To tickle; hence, to excite, rouse (usually pleasantly) ; to puzzle with a riddle (tickle one's curiosity) ; also, to 'tickle' the fiddle and the like. This was a common word from the 10th century, and is still used in Scotland. Also kickle. Hence, as an adjective, kittle, ticklish, hard to handle, risky (a 'ticklish' situation) , delicate. TRUTH for I 1 September, 1890, said: Cleopatra is a kittle character for a London theatre, unless played by some French actress who has no character to lose.

Knotgrass

A plant, of interbranched and knotted creeping stems, with tiny pink and crimson flowers.
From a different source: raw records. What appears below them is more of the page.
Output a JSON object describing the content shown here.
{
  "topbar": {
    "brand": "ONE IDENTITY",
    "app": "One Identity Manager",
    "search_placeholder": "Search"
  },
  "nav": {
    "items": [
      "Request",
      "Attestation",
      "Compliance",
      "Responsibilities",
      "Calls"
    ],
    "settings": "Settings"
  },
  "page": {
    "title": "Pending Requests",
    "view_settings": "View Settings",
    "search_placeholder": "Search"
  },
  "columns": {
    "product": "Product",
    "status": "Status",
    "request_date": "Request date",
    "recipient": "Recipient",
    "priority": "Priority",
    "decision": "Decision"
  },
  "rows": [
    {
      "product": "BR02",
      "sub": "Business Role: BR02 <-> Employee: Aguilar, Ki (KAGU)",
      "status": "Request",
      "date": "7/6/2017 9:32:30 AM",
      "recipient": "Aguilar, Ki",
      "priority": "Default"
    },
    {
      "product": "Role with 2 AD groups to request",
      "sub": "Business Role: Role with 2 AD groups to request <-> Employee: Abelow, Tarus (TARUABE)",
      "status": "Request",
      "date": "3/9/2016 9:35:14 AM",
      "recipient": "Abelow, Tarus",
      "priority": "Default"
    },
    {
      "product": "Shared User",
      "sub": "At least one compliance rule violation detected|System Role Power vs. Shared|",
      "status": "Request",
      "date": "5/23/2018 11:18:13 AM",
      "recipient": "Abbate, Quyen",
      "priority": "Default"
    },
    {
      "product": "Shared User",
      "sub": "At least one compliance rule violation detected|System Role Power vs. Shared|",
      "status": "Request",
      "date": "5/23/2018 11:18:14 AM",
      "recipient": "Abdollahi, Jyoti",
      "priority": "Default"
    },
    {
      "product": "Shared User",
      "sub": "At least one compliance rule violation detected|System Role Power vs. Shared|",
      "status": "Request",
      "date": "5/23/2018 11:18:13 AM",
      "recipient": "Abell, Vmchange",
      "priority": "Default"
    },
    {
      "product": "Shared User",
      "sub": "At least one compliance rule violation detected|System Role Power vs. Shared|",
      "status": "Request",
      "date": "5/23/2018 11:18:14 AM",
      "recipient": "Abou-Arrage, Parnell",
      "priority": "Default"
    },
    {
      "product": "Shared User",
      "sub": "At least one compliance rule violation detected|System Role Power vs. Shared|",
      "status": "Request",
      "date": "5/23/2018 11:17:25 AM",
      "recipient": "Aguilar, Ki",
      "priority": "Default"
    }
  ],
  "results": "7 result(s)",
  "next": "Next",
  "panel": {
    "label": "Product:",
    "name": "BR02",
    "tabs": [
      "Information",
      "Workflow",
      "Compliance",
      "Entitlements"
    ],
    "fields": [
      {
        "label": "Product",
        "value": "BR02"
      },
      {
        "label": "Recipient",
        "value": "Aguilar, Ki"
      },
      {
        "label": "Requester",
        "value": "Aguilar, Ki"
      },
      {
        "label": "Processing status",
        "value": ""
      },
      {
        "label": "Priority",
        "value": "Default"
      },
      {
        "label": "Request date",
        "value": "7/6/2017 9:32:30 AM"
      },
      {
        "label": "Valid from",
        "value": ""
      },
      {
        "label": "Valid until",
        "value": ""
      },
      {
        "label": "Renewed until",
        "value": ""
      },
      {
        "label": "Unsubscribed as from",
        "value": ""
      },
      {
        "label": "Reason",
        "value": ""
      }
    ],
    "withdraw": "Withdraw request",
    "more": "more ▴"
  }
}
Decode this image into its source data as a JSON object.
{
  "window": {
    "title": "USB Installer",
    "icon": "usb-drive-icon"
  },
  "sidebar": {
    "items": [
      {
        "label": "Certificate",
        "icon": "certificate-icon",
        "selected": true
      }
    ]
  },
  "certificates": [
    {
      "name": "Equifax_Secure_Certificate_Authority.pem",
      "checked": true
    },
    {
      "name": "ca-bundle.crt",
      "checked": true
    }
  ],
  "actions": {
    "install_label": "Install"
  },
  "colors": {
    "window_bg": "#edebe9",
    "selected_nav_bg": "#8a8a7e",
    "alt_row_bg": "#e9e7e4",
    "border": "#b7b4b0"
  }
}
It was used --particularly the variety called male knotgrass -- to stunt growth, especially of the boys that played female roles in the Tudor theatre. CenErr6839 in A MIDSUMMER NIGHT'S DREAM (1590) cries: You dwarfe! you minimus, of hindring knotgrasse made. Beaumont and Fletcher in THE COXCOMB (1612) declare: We want a boy extremely for this function. Kept under for a year with milk and knotgrass; In my time I have seen a boy do wonders.

Kyriolexy

The habit of using literal expressions. In 19th century dictionaries; Greek kyrios, authoritative, proper + lexia, speaking; lexis, speech, word, as also in lexicographer.